Dans sa première partie, Freddy vs Jason s’articule autour d’un Jason Voorhees tout heureux de reprendre du service. Il s’en donne à coeur joie dans le massacre d’adolescents, sa spécialité. Un Jason tout feu tout flamme qui s’offre même une petite virée dans une rave party. Pendant ce temps, Freddy ronge son frein en attendant des jours meilleurs. Mais qu’on ne s’y trompe pas, c’est bel et bien Freddy Krueger / Robert Englund la vedette du film. C’est donc avec un plaisir non dissimulé qu’il manipule son rival de toujours et qu’il constate que, malgré tous les efforts déployés par le tueur de Crystal Lake, c’est de lui que les gens ont peur. Le constat qui ressort du film est sans appel. Jason ne suscite plus qu’un vague effroi lorsque Freddy provoque une véritable psychose. Tant et si bien que les habitants de Elm street ont usé de multiples subterfuges pour que leurs enfants effacent son nom de leur mémoire, quitte à les droguer. Ce pauvre Jason a beau avoir trucidé bon nombre de leurs camarades sous leurs yeux, Lori et ses amis persistent à ne voir en lui que l’unique moyen pour mettre un terme aux agissements de Freddy. Ils n’hésitent alors pas à venir en aide à Jason lorsque celui-ci est chahuté dans ses rêves par Freddy afin de ramener ce dernier dans le monde réel. Le combat tant attendu peu enfin commencer. Un combat qui débute sur fond de hard rock (énorme faute de goût), et durant lequel les deux figures majeures du cinéma horrifique des années 80 se rendent coup pour coup, jusqu’à l’overdose.

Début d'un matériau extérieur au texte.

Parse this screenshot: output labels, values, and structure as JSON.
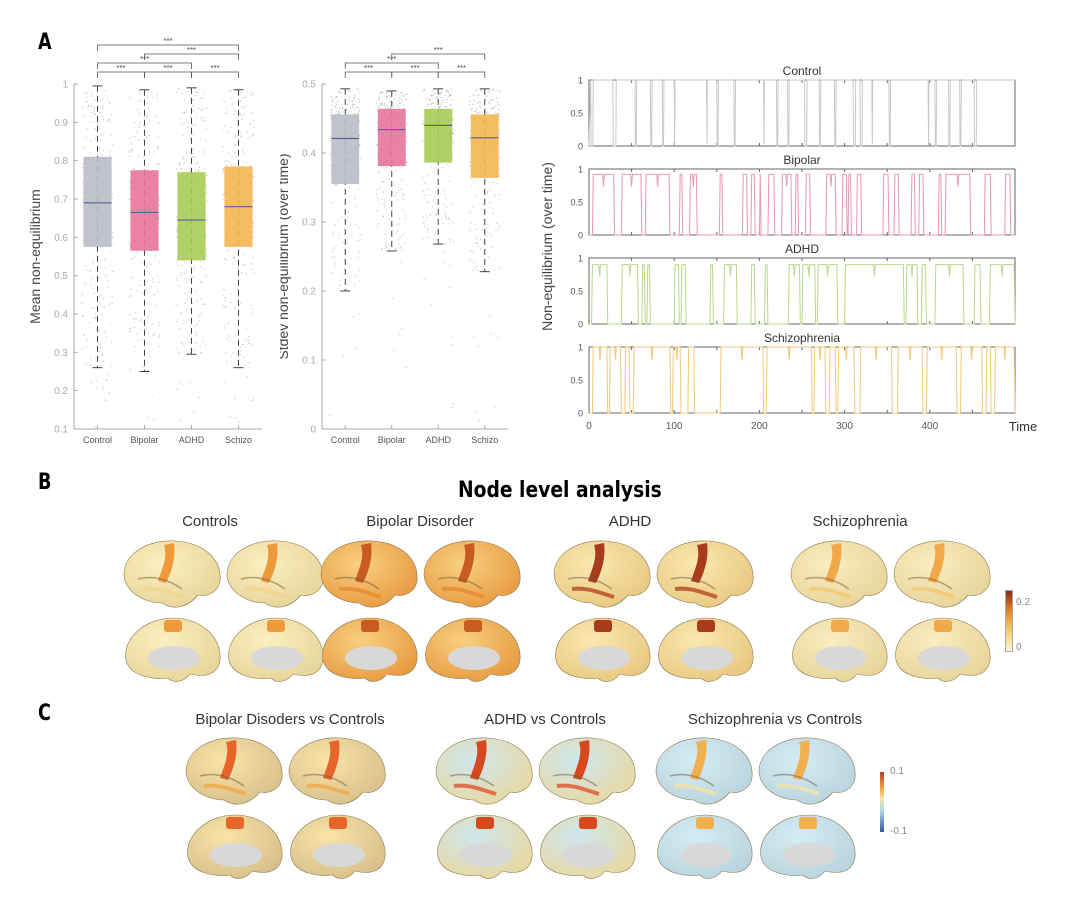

Sans surprise, ce “versus” s’avère franchement indigeste. Véritable pot-pourri de l’univers des deux croquemitaines, Freddy vs Jason ne cherche jamais à surprendre. Le film préfère capitaliser sur les acquis des deux sagas, jusqu’aux séquences oniriques impersonnelles qui émaillent le récit (on nous ressort les gamines en robe blanche faisant de la corde à sauter). Et puis il y’a Lori et ses amis, dont Kelly Rowlands des Destiny’s Childs, à l’omniprésence éprouvante. Même lors de l’affrontement entre les deux boogeymen, ils trouvent encore le moyen de ramener leur fraise. Mais le pire dans tout ça, reste encore le clin d’oeil final adressé aux spectateurs, annonciateur d’une suite qui ne viendra pas. Plutot que de relancer l’une ou l’autre des franchises, Freddy vs Jason a eu raison des deux, du moins dans leur forme initiale.